Cedar closed her eyes and took a long, slow breath. “This isn’t Astarte15, Mother. That was years ago. This planet is Adalta, and it isn’t the same at all. Galen is down there. And Marta. Glenn is going with me. And Assam. It’s safe.” She squeezed her mother’s shoulder. “I’ve been ordered to go.”

Truth be told, she’d begged and pleaded and coerced whomever she could corner to finally admit the ship had major problems. Not everyone was yet convinced it was failing, but at least they finally admitted the ship was never leaving Adalta’s orbit.

“You understand that. I’ve asked Amalie to come stay with you while I’m gone. She’ll help you start packing.”

“Pack? Why should I need to pack?” Marion’s voice rose higher with each word. Her thin hands, blue veins showing through translucent skin, traced back and forth on the folded coverlet at the end of Cedar’s bed, never stopping. “I don’t understand what I would need to pack for. You’e not going, Cedar. I won’t pack your things.”

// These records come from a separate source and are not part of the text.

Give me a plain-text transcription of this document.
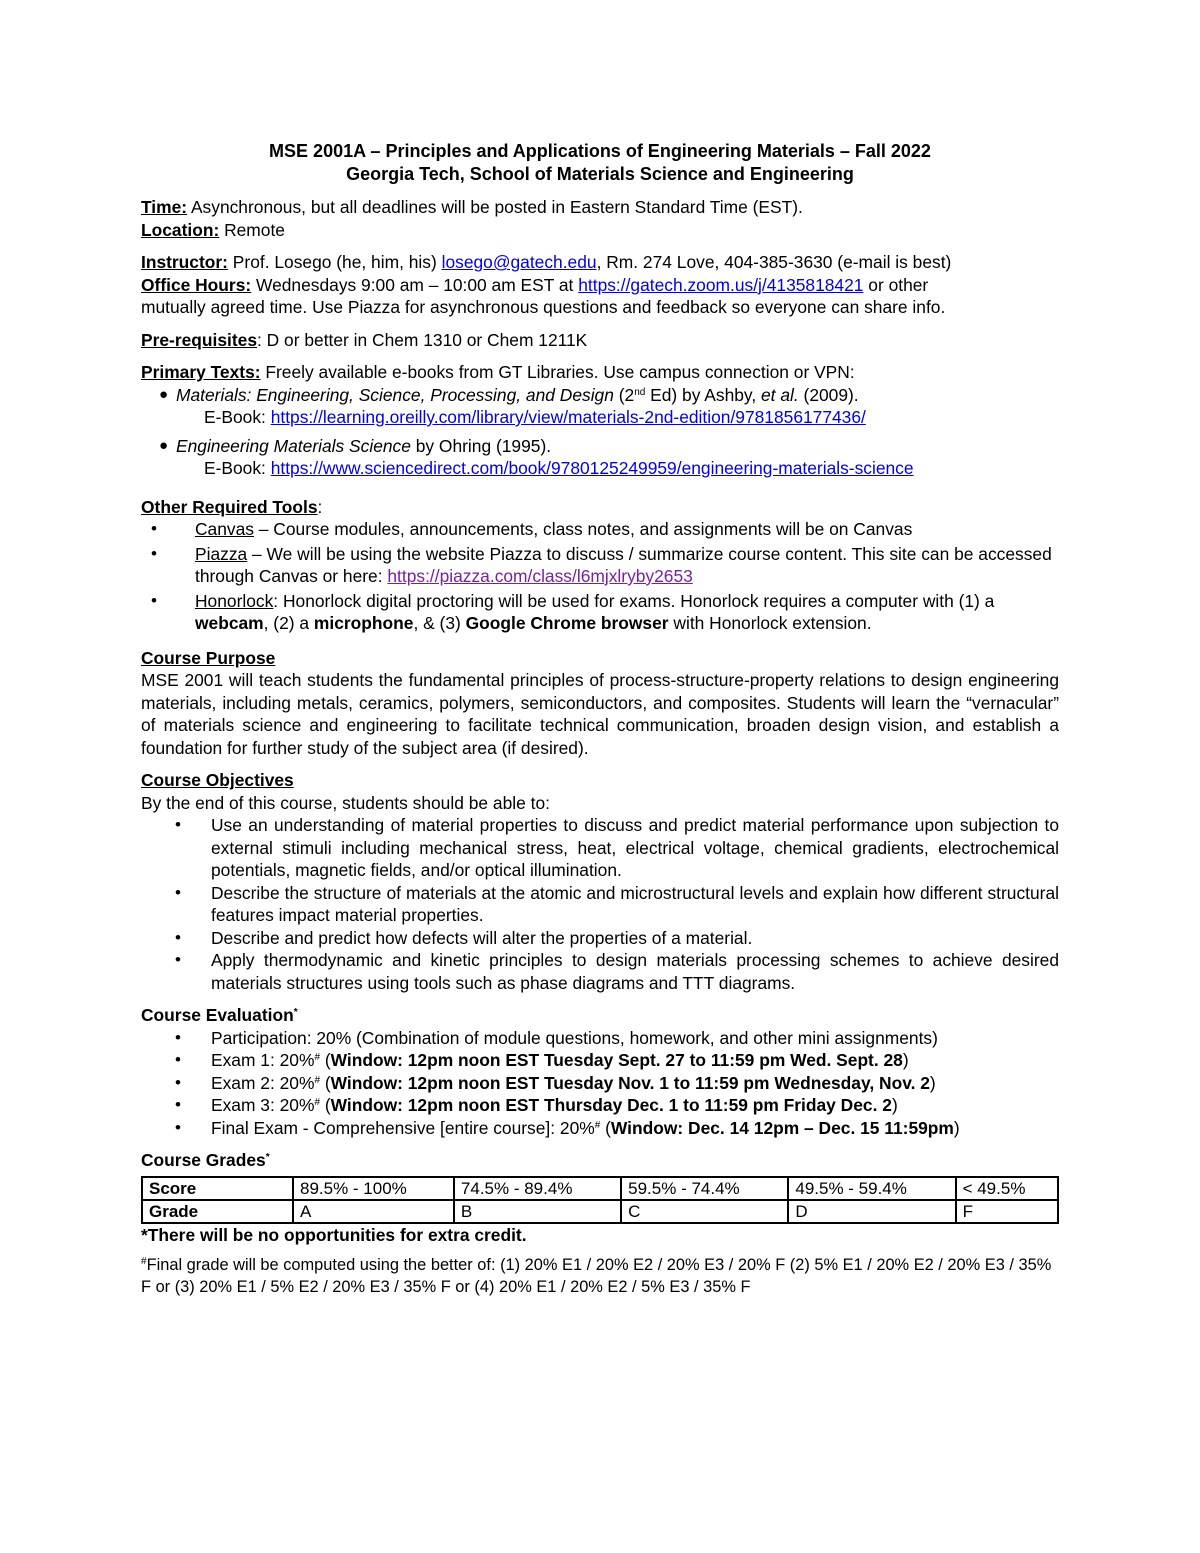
MSE 2001A – Principles and Applications of Engineering Materials – Fall 2022
Georgia Tech, School of Materials Science and Engineering
Time: Asynchronous, but all deadlines will be posted in Eastern Standard Time (EST).
Location: Remote
Instructor: Prof. Losego (he, him, his) losego@gatech.edu, Rm. 274 Love, 404-385-3630 (e-mail is best)
Office Hours: Wednesdays 9:00 am – 10:00 am EST at https://gatech.zoom.us/j/4135818421 or other
mutually agreed time. Use Piazza for asynchronous questions and feedback so everyone can share info.
Pre-requisites: D or better in Chem 1310 or Chem 1211K
Primary Texts: Freely available e-books from GT Libraries. Use campus connection or VPN:
● Materials: Engineering, Science, Processing, and Design (2nd Ed) by Ashby, et al. (2009).
E-Book: https://learning.oreilly.com/library/view/materials-2nd-edition/9781856177436/
● Engineering Materials Science by Ohring (1995).
E-Book: https://www.sciencedirect.com/book/9780125249959/engineering-materials-science
Other Required Tools:
• Canvas – Course modules, announcements, class notes, and assignments will be on Canvas
• Piazza – We will be using the website Piazza to discuss / summarize course content. This site can be accessed through Canvas or here: https://piazza.com/class/l6mjxlryby2653
• Honorlock: Honorlock digital proctoring will be used for exams. Honorlock requires a computer with (1) a webcam, (2) a microphone, & (3) Google Chrome browser with Honorlock extension.
Course Purpose
MSE 2001 will teach students the fundamental principles of process-structure-property relations to design engineering materials, including metals, ceramics, polymers, semiconductors, and composites. Students will learn the “vernacular” of materials science and engineering to facilitate technical communication, broaden design vision, and establish a foundation for further study of the subject area (if desired).
Course Objectives
By the end of this course, students should be able to:
• Use an understanding of material properties to discuss and predict material performance upon subjection to external stimuli including mechanical stress, heat, electrical voltage, chemical gradients, electrochemical potentials, magnetic fields, and/or optical illumination.
• Describe the structure of materials at the atomic and microstructural levels and explain how different structural features impact material properties.
• Describe and predict how defects will alter the properties of a material.
• Apply thermodynamic and kinetic principles to design materials processing schemes to achieve desired materials structures using tools such as phase diagrams and TTT diagrams.
Course Evaluation*
• Participation: 20% (Combination of module questions, homework, and other mini assignments)
• Exam 1: 20%# (Window: 12pm noon EST Tuesday Sept. 27 to 11:59 pm Wed. Sept. 28)
• Exam 2: 20%# (Window: 12pm noon EST Tuesday Nov. 1 to 11:59 pm Wednesday, Nov. 2)
• Exam 3: 20%# (Window: 12pm noon EST Thursday Dec. 1 to 11:59 pm Friday Dec. 2)
• Final Exam - Comprehensive [entire course]: 20%# (Window: Dec. 14 12pm – Dec. 15 11:59pm)
Course Grades*
Score	89.5% - 100%	74.5% - 89.4%	59.5% - 74.4%	49.5% - 59.4%	< 49.5%
Grade	A	B	C	D	F
*There will be no opportunities for extra credit.
#Final grade will be computed using the better of: (1) 20% E1 / 20% E2 / 20% E3 / 20% F (2) 5% E1 / 20% E2 / 20% E3 / 35% F or (3) 20% E1 / 5% E2 / 20% E3 / 35% F or (4) 20% E1 / 20% E2 / 5% E3 / 35% F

“My things are packed, Mother,” said Cedar, her voice calm, her words evenly paced. “See? This is the last of them––” She tucked a jacket in an outside pocket of her soft-sided duffel. “Everyone will leave the ship over the next months, Mother. We discussed that.” She  took both her Mother’s frail hands in hers. “The ship is failing. It’s dying.”

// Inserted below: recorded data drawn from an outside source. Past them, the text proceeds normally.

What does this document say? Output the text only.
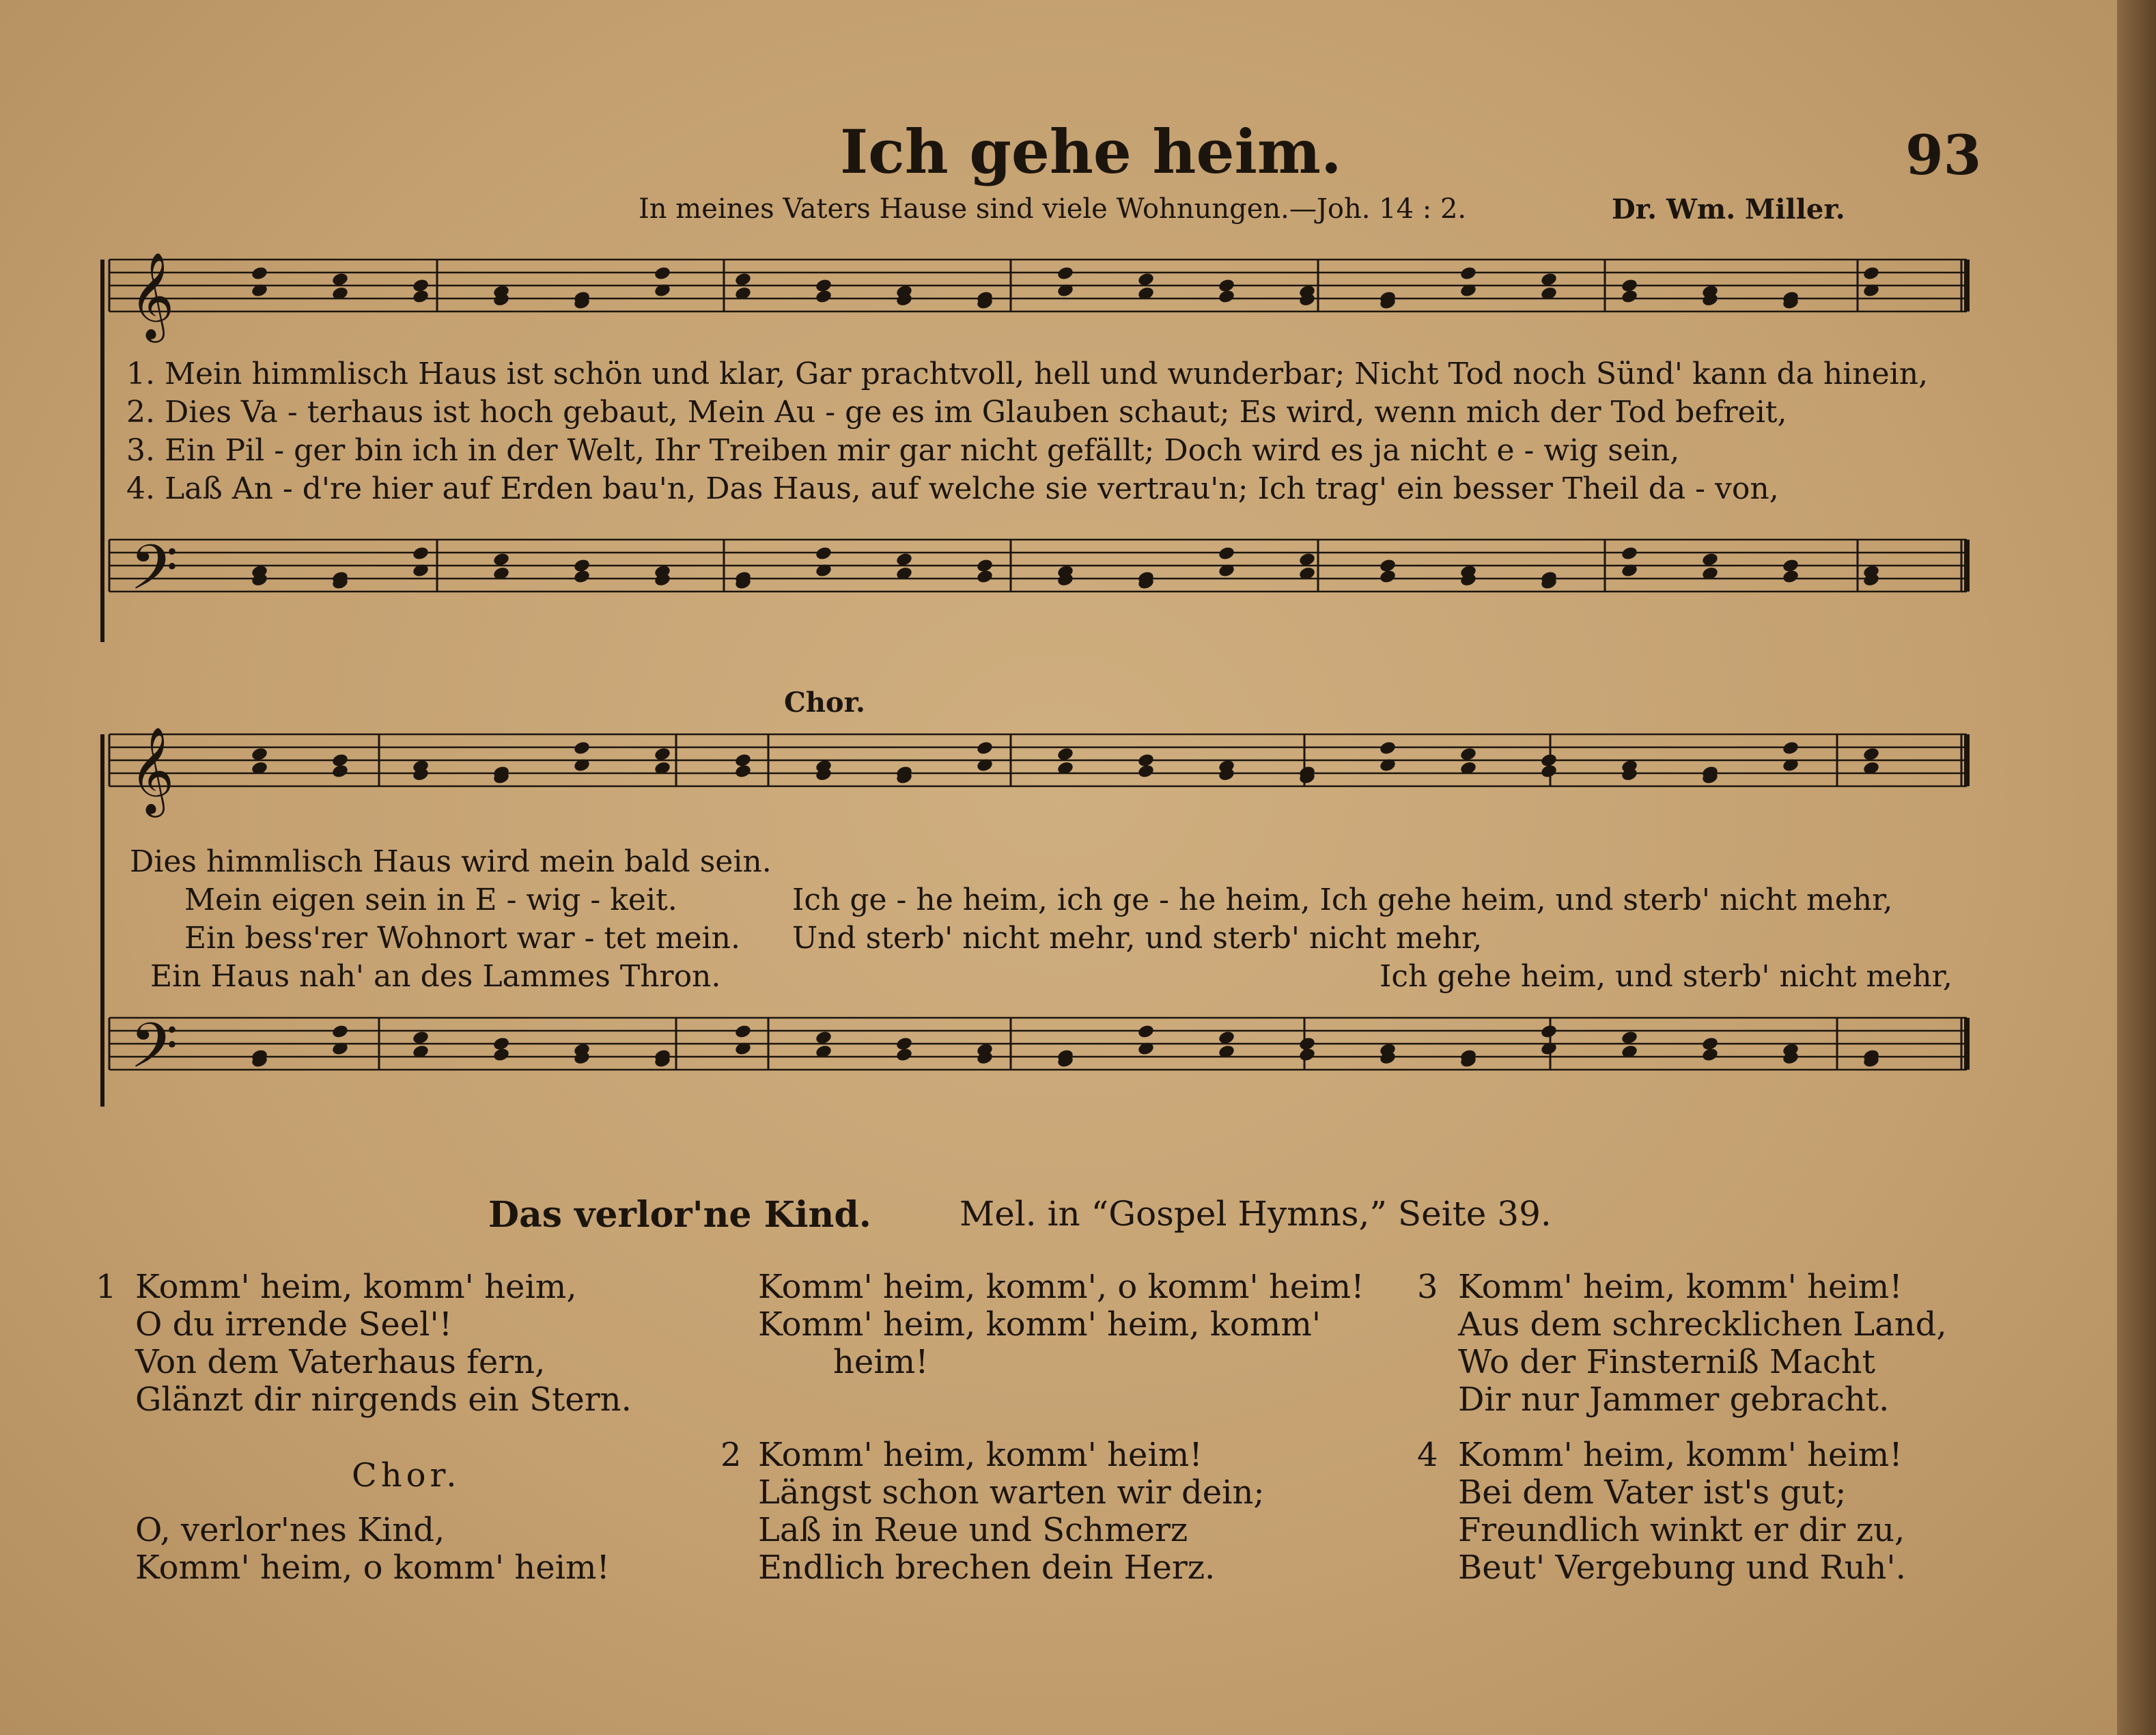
Ich gehe heim.	93
In meines Vaters Hause sind viele Wohnungen.—Joh. 14 : 2.	Dr. Wm. Miller.
𝄞
𝄢
𝄞
𝄢
1. Mein himmlisch Haus ist schön und klar, Gar prachtvoll, hell und wunderbar; Nicht Tod noch Sünd' kann da hinein,
2. Dies Va - terhaus ist hoch gebaut, Mein Au - ge es im Glauben schaut; Es wird, wenn mich der Tod befreit,
3. Ein Pil - ger bin ich in der Welt, Ihr Treiben mir gar nicht gefällt; Doch wird es ja nicht e - wig sein,
4. Laß An - d're hier auf Erden bau'n, Das Haus, auf welche sie vertrau'n; Ich trag' ein besser Theil da - von,
Chor.
Dies himmlisch Haus wird mein bald sein.
Mein eigen sein in E - wig - keit.
Ein bess'rer Wohnort war - tet mein.
Ein Haus nah' an des Lammes Thron.
Ich ge - he heim, ich ge - he heim, Ich gehe heim, und sterb' nicht mehr,
Und sterb' nicht mehr, und sterb' nicht mehr,
Ich gehe heim, und sterb' nicht mehr,
Das verlor'ne Kind.	Mel. in “Gospel Hymns,” Seite 39.
1 Komm' heim, komm' heim,
O du irrende Seel'!
Von dem Vaterhaus fern,
Glänzt dir nirgends ein Stern.
Chor.
O, verlor'nes Kind,
Komm' heim, o komm' heim!
Komm' heim, komm', o komm' heim!
Komm' heim, komm' heim, komm'
heim!
2 Komm' heim, komm' heim!
Längst schon warten wir dein;
Laß in Reue und Schmerz
Endlich brechen dein Herz.
3 Komm' heim, komm' heim!
Aus dem schrecklichen Land,
Wo der Finsterniß Macht
Dir nur Jammer gebracht.
4 Komm' heim, komm' heim!
Bei dem Vater ist's gut;
Freundlich winkt er dir zu,
Beut' Vergebung und Ruh'.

“I’m not leaving.” Marion snatched her hands back. “I’m not. Not ever. I will not set one foot on another planet. You know that. I won’t. I lost your father, and you lost…you lost…you lost your foot on that planet.” She turned and walked out of Cedar’s room. “I will not go down there and neither will you.”

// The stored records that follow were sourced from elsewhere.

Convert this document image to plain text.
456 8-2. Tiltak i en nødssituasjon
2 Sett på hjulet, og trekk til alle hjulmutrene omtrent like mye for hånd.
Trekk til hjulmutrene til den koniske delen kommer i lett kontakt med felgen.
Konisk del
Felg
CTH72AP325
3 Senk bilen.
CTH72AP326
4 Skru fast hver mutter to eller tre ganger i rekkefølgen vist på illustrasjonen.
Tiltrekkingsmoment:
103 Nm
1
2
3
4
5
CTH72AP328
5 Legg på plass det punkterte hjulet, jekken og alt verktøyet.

Cedar fastened her duffel and walked into the central room of the apartment. Marion sat in her chair, her body curled over over her tablet reader, locking reality away again. Cedar stood at the door to the hallway for a long moment. “Watch over my plants for me, Mother.”

Marion didn’t look up. Cedar opened the door and walked out, closing it quietly behind her. She leaned back against it, her eyes closed, her head aching. A frond from one of the plants that lined the hallways of the ship brushed her leg. What am I to do about her? Will I have to knock her out and wheel her to the shuttle on a gurney? What choice do I have? If she stays here she’ll die alone and afraid. If I stay with her I’ll die––we’ll both die with the ship. How can I make a new life on the planet when every time I look up into the sky I see my mother dying?